No le gusta vivir en el centro de la ciudad.

Bu ülkede yaşamaktan memnun musun?

¿Estás contento de vivir en este país?

Şehirde yaşamak kırsalda yaşamaktan oldukça farklıdır.

Vivir en la ciudad es bastante diferente que vivir en el campo.

- Seninle yaşamaktan hoşlanıyorum.
- Sizinle yaşamayı seviyorum.

Me encanta vivir contigo.

Tom Mary ile yaşamaktan mutlu olmazdı.

Tom no sería feliz viviendo con Mary.

Yurt dışında yaşamaktan hiç rahatsızlık hissetmiyor musun?

¿No sientes alguna inconveniencia viviendo en el extranjero?

Ben bu tür bir hayatı yaşamaktan usandım.

Estoy cansado de vivir esta vida.

Her gün bir süre yalnız yaşamaktan hoşlanır.

A él le gusta pasar un tiempo a solas todos los días.

İnsanın gerçekten yapmak istemediği bir sürü istekleri vardır, ve aksini düşünmek bir yanlış anlama olurdu.O onların istekler kalmasını ister, onların sadece onun hayalinde değeri vardır; Onların yapılması ona karşı daha şiddetli bir hayal kırıklığı olurdu. Böyle bir istek sonsuz hayat için istektir.Eğer onlar yerine getirilse, insan sonsuza kadar yaşamaktan tamamen usanırdı ve ölümü isterdi.

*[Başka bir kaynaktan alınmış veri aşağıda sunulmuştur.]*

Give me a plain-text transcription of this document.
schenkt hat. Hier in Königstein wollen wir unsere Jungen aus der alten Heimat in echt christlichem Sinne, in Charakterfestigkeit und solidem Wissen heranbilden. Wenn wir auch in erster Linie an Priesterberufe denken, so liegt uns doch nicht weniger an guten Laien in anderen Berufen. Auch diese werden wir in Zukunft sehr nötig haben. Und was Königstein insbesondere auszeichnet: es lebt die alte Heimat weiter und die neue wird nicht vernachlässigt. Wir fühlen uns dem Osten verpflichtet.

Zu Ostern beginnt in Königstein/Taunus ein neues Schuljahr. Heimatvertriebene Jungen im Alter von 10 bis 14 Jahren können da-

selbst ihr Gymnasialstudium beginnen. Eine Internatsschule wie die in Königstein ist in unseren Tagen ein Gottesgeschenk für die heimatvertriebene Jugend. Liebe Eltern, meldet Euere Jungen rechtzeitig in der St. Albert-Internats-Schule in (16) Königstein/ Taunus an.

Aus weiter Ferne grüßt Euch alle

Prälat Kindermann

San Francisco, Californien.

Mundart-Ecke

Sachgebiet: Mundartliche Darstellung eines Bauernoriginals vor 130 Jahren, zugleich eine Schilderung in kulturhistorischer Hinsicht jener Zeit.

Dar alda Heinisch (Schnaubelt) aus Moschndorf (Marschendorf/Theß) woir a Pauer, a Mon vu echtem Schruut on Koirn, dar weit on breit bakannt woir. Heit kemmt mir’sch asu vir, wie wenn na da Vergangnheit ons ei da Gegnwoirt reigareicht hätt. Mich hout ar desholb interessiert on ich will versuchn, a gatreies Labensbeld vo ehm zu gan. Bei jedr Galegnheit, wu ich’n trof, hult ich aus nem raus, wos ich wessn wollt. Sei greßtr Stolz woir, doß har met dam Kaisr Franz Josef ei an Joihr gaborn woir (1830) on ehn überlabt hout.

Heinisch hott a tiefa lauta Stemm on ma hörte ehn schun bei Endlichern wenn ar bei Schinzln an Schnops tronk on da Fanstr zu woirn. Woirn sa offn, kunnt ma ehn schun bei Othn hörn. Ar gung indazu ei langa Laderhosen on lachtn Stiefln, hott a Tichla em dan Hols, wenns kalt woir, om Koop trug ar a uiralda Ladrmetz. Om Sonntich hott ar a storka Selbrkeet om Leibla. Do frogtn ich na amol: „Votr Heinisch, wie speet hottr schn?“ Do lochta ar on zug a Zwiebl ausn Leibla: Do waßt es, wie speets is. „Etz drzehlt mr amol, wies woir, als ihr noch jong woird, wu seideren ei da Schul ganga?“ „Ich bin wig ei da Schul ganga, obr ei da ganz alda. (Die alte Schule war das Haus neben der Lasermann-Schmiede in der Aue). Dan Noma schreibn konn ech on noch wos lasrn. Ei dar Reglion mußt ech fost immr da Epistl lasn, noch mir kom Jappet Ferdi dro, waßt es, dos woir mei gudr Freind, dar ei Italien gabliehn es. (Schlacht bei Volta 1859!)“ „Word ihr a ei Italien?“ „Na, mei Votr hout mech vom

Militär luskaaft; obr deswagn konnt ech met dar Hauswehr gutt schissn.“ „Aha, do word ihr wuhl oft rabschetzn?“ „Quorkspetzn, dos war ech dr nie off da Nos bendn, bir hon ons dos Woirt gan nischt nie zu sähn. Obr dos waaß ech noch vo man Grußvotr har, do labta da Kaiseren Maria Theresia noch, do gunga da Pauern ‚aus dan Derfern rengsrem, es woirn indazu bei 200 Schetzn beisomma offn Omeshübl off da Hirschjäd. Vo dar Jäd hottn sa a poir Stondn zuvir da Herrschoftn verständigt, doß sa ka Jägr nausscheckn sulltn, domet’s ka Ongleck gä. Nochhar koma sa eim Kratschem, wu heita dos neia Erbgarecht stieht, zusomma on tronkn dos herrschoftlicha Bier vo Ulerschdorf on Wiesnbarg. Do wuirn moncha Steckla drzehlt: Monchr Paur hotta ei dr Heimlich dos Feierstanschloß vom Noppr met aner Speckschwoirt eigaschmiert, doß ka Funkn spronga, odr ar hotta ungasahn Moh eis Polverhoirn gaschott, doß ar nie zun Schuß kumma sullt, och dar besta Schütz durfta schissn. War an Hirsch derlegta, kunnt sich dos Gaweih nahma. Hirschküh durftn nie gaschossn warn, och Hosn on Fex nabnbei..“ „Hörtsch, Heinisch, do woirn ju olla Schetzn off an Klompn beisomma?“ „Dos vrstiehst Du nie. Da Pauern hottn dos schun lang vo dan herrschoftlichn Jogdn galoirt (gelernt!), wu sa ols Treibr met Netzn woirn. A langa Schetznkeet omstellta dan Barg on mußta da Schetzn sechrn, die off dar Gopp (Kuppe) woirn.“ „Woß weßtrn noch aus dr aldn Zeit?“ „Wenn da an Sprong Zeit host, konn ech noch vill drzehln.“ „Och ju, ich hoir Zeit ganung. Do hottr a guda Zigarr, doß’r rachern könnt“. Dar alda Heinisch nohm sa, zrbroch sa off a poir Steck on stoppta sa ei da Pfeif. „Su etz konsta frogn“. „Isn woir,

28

El hombre tiene muchos deseos que en realidad no quiere satisfacer, y sería un malentendido imaginar lo contrario. Quiere que sigan siendo deseos, tienen valor únicamente en su imaginación, su cumplimiento sería una amarga decepción para él. Un deseo así es el deseo de la vida eterna. Si se cumpliera, el hombre llegaría a hastiarse de vivir eternamente, y anhelaría la muerte.